Which Type of Home Security System Is Right for You?

Which Type of Home Security System Is Right for Me?No one can be home to guard their house 24/7. Furthermore, it can be draining to be overly preoccupied with a property's security. The best way to find peace of mind and around-the-clock protection is to discover security tools to keep your home safe.

Many home security companies offer an array of products and services. They have different installation methods, contract requirements, security levels, and costs. Finding the right security system for you just takes a little research. Keep reading to learn about the most common types of security systems on the market today.

Local Alarm: Simple & Cost-Effective

An unmonitored alarm is the simplest and least expensive home intrusion deterrent. When the alarm is triggered, it sets off an ear-piercing siren that alerts everyone within earshot. The system might be set off by motion detectors or door and window sensors. Frequently, it's enough to force intruders away.

They often sell for less than $100, and they're easy to install. There are no ongoing fees. They usually run on batteries and don't require power, phone lines, or wifi.

However, their effectiveness is limited. They don't call the police. They don't inform residents who are away from home. If the intruder isn't scared off, they aren't hard to disable. To the neighbors, they may sound like a car alarm, which most people ignore.

Monitored Security Systems: Contacts Authorities For You

This type of system informs somebody when there's an intrusion. There may also be an audible alarm. Like unmonitored alarms, they detect a breach with motion detectors and sensors and may also use cameras. There's a control panel where the occupant uses a passcode to set and disarm the alarm. The significant distinctions are who does the monitoring and whether the system is hard-wired into the home.

Self-Monitored vs. Professionally Monitored

With professional security monitoring, a call center is informed whenever there's an event. They can immediately call the police.

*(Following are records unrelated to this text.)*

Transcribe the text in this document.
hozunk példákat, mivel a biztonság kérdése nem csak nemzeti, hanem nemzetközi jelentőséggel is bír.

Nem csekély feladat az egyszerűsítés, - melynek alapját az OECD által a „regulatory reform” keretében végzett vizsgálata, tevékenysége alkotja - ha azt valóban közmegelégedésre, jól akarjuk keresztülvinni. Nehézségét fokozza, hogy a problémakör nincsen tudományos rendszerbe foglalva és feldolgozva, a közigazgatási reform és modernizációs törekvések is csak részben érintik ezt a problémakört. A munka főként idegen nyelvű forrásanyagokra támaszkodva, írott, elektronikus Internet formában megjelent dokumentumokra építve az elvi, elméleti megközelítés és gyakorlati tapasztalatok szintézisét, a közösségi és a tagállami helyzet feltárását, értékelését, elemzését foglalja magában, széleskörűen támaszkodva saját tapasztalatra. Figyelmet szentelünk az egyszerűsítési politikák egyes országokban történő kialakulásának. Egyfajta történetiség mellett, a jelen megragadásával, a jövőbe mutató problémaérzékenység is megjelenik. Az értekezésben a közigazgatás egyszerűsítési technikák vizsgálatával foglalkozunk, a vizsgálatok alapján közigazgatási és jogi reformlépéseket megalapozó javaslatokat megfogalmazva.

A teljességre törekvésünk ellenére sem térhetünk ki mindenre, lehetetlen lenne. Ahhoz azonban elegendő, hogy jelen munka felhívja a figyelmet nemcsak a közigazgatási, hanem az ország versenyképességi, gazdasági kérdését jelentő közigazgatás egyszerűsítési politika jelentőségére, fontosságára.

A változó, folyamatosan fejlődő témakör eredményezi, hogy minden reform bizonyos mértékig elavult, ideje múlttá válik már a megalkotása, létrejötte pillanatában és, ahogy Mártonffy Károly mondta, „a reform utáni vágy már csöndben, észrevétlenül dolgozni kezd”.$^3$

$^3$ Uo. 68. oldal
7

Usually, they call the resident first to ask if the alarm was accidentally triggered.

With DIY monitoring, the alarm comes to the resident's smartphone. Most commonly, it will use the home's wifi, although it might use cellular service. If the occupant is away, they'll have to call 911 or have a neighbor look in.

Self-monitored systems are DIY-installed, and the others are professionally installed, but this doesn't have to be the case.

Advantages of self-monitored systems are:

  • Lower cost. There are no monthly fees.
  • Since these are usually self-installed, it's easier to move detectors and cameras.
  • Less chance of false alarms. The resident who knows why the alarm is triggered can ignore it. If a monitoring company calls the police, there may be an incorrect alarm fee.

Advantages of professional monitoring include:

  • More reliable monitoring. If the self-monitoring occupant is away from their phone or beyond cellular service, or if there's a power/wifi outage, they won't get the alarm. The pro monitor always responds.
  • Because systems are usually professionally installed, the pros can offer advice on placing sensors and cameras. Typically home coverage is more thorough.

Wired vs. Wireless Security

It's the 21st century, and smart technology is in demand. This trend applies to wireless security systems for the following reasons.

  • Wireless systems are inexpensive and straightforward to install. There are no holes to drill and no need for an electrician. Most people do it themselves.
  • They're more ready to integrate with smart home devices such as Alexa and Google Assistant.
  • It's easy to move components around or upgrade the setup.
  • They can't be disabled by cutting wires.
  • They're easy to monitor and control remotely through smartphones, fobs, and other devices. They can be armed and disarmed from anywhere.
  • The resident can take the system with them if they move.

Still, wired systems have some critical pluses:

  • They can't be hacked because they aren't controlled remotely. They can't be electronically jammed or affected by interference.
  • They generally run on home electricity with battery backup. There isn't the hassle of replacing lots of batteries.
  • They aren't affected by wifi outages or lack of cell service.
  • In general, wired systems are more secure, consistent, and reliable.

What's the Best Security System for You?

Ultimately, finding the best home security system is up to you and your needs. A local alarm is a stopgap system at best. A wired, professionally monitored system is secure and reliable, but wireless and self-monitored systems have advantages that many residents will want. When it comes to protecting your home, finding the right security system can help you do so without sacrificing peace of mind.